Tre modi sorprendenti per cui la gratitudine funziona sul lavoro

Si esto es la vida Dios está loco; por Mª José Cabanillas (Potrebbe 2019).

Anonim
Robert Emmons spiega come la gratitudine possa non solo renderci più felici ma anche migliorare le nostre relazioni e le prestazioni sul lavoro.

Un paio di estati fa, ho viaggiato nel calderone fumante della Florida centrale per parlare alla conferenza WorkHuman. Erano presenti quasi 1.500 professionisti delle risorse umane, desiderosi di sentire da luminari come Arianna Huffington e Rob Lowe (probabilmente più di quanto volessero sentire un accademico come me recitare i suoi risultati di ricerca). Abbattuti da luoghi di lavoro sconvolgenti, impoverenti e demoralizzanti, erano affamati di modi per creare ambienti più energizzanti ed elevanti.

WorkHuman nasce da un'idea di Globoforce, un'azienda progressista che aiuta le altre aziende a sviluppare e attuare programmi efficaci che riconoscono e celebrano il lavoro dei loro dipendenti. In poche parole, mirano a portare più gratitudine nelle organizzazioni, rendendo i luoghi di lavoro più umani e umani.

Globoforce è nel business globale di grazie, usando il potere della gratitudine per migliorare in modo proattivo la cultura di un'azienda. Attingendo alla scienza della gratitudine e al proprio insieme di pratiche guidate dall'interno, hanno dimostrato che dare e ricevere apprezzamento è sia benefico sia vitale per un'organizzazione ad alto funzionamento.

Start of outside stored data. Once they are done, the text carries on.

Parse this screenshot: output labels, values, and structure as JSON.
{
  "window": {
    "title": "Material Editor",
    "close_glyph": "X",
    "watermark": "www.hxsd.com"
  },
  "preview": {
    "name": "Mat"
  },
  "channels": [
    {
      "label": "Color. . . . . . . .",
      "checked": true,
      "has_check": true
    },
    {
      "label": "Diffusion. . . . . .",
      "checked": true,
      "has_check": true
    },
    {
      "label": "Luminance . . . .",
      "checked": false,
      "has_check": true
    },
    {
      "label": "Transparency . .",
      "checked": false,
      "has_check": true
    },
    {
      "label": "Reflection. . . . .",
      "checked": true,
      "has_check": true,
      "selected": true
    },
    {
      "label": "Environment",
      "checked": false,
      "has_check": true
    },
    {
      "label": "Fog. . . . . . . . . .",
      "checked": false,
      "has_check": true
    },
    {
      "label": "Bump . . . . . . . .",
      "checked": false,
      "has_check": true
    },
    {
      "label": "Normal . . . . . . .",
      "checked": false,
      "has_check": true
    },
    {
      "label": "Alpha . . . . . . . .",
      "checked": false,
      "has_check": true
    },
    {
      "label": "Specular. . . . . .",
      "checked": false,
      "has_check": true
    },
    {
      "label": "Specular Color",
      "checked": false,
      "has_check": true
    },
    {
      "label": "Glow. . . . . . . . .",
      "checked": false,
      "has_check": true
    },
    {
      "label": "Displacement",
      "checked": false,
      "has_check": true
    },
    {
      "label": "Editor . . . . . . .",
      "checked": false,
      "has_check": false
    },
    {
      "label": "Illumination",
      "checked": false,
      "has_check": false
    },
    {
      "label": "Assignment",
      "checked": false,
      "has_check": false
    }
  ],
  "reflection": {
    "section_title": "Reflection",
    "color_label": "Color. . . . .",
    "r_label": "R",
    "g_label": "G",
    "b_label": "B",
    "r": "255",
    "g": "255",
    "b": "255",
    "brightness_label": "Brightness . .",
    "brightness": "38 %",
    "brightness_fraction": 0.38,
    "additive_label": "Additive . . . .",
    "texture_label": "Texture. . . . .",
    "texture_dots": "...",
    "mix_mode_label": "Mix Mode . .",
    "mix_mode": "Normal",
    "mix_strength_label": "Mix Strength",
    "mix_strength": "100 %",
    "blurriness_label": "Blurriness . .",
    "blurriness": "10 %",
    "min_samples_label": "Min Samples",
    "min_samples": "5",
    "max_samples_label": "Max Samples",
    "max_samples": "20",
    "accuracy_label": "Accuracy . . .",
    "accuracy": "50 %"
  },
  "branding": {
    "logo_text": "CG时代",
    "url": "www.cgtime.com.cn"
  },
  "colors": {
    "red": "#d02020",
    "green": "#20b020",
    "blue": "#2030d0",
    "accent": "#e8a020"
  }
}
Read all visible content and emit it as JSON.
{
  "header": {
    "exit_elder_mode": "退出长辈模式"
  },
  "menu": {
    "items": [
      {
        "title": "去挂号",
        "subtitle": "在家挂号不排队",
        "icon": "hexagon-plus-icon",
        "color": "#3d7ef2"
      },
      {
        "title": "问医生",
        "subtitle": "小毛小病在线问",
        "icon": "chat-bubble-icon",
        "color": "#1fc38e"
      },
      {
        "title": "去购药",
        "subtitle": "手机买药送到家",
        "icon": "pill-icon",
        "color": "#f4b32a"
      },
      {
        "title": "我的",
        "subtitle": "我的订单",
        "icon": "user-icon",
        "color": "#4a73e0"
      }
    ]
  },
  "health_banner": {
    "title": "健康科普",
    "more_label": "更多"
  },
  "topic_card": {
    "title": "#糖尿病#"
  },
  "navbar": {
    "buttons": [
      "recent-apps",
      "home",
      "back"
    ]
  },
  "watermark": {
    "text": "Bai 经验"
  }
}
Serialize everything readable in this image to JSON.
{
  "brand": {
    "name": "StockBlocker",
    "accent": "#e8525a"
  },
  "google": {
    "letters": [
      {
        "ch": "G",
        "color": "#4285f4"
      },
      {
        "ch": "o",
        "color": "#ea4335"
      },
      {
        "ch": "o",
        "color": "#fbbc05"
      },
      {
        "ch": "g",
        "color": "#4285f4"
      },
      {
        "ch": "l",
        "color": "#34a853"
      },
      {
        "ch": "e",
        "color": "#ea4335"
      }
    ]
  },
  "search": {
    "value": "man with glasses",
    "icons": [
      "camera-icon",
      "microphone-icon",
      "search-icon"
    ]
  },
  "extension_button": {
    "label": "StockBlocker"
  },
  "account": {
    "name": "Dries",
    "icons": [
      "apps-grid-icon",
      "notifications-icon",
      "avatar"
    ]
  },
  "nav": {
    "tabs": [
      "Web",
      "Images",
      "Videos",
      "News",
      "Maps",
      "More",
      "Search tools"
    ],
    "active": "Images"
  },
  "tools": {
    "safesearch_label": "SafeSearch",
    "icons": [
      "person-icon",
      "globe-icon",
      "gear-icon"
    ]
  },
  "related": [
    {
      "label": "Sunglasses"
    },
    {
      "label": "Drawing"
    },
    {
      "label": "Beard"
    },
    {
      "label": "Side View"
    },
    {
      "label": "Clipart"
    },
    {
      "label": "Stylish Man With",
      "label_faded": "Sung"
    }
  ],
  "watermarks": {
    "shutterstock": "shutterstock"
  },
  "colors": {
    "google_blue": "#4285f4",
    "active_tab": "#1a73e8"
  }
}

In collaborazione con l'IBM Smarter Workforce Institute e la Society for Gestione delle risorse umane, Globoforce ha condotto ricerche in quasi 50 paesi in tutto il mondo. I loro studi, insieme alla ricerca di altri, hanno collegato gratitudine e tratti correlati (come l'impegno) a miglioramenti in produttività, redditività, qualità, lealtà, sicurezza, assenteismo e altri parametri di costo e rendimento.

Globoforce sarebbe il primo a ammettere che riconoscere e celebrare i contributi che altri apportano al nostro lavoro non è un'idea nuova di zecca. Ma la scienza della gratitudine ha messo in luce nuove ragioni per prendere sul serio questa idea. Mentre alcune di queste ragioni - relazioni più forti, più felicità - sono state a lungo documentate dagli studi che io e molti altri abbiamo condotto, la ricerca sta anche indicando più modi in cui la gratitudine funziona sul lavoro. Ecco tre modi sorprendenti che la gratitudine ripaga.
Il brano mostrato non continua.